MS: What would you say in your own work and in your own experience is the biggest challenge to cohesion and community?

NS: Partly it’s historical. I think there is a legacy of racialisation which casts a very long shadow. I think a primary question right now within universities, if not, society at large, is whether or not we want to recognise that and undertake the activities that come with that recognition, or if we want to look for other potential explanations which, at best, effectively ignore the issue.

MS: Can you give an example of good practice in this area, whether it’s at Edinburgh or something that you’ve uncovered in your own work?

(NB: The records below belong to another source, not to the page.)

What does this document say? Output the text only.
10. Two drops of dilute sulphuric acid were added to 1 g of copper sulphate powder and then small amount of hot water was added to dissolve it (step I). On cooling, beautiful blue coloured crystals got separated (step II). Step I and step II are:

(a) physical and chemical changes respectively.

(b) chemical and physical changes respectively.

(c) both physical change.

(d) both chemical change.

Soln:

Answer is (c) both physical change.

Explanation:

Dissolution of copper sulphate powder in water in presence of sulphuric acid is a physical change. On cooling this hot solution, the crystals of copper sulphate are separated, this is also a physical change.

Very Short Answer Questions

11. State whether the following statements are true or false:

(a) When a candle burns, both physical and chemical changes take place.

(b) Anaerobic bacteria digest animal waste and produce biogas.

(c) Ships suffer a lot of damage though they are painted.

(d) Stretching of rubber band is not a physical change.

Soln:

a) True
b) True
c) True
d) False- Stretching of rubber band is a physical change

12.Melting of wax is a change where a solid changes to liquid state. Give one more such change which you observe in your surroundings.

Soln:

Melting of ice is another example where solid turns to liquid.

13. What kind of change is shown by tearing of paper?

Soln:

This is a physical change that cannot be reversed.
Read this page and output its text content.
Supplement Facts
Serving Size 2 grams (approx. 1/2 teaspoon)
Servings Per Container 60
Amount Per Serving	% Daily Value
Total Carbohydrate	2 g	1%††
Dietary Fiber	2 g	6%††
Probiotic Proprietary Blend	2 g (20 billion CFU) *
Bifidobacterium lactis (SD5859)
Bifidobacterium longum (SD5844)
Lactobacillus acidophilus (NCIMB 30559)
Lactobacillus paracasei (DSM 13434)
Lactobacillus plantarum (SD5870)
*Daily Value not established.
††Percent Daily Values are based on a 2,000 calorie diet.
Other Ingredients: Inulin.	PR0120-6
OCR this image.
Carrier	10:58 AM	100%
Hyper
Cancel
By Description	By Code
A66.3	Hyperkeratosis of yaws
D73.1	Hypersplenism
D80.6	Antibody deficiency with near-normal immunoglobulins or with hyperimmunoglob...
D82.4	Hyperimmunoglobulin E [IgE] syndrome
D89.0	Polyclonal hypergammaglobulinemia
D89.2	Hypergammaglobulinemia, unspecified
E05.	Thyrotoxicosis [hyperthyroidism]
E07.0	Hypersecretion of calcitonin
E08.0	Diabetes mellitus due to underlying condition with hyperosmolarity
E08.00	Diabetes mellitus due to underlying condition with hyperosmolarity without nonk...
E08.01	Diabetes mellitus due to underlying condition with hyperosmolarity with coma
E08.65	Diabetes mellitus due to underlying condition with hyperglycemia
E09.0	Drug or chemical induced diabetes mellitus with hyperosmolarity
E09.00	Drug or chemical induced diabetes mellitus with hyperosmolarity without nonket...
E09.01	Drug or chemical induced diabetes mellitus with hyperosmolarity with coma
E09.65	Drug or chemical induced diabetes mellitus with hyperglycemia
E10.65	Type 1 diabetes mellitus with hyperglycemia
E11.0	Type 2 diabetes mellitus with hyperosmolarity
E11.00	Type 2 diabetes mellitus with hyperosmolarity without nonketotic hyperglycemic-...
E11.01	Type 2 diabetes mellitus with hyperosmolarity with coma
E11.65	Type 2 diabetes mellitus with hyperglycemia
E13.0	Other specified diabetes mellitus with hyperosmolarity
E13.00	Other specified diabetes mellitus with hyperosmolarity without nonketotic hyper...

NS: I think there are good examples at Edinburgh, which begin with what we might call epistemology, or theories of knowledge in trying to understand where our organising ideas come from, and reverse the telescope, if only a little. So rather than tell the story from a white majority and Christian perspective, to look at the issue from perspectives that challenge us to recognise our categories are often limited or partial.

MS: Looking back at either your recent or your distant past, is there anything you regret?

NS: I have regrets – I have intellectual regrets about things I wish I’d have written, professional regrets about relationships that may have broken down in institutions but my biggest regret is really the way in which work takes you away from family. Our daughter is seven this year and sometimes my partner and I, who’s also an academic, look at each other and think about all the evenings and weekends that we’ve spent working instead of being with her. That is a real regret for me and something that I’d like to change.

MS: And looking forward, what is your one hope for the future?

NS: I think the hope is definitely an intellectual hope – that the work that we’re doing here at Edinburgh isn’t transitory, that it actually embeds itself in something which is bigger than the present moment and we can tell a better and fuller story about who and what we are as an institution, if not a society and that’s something I’m very hopeful for.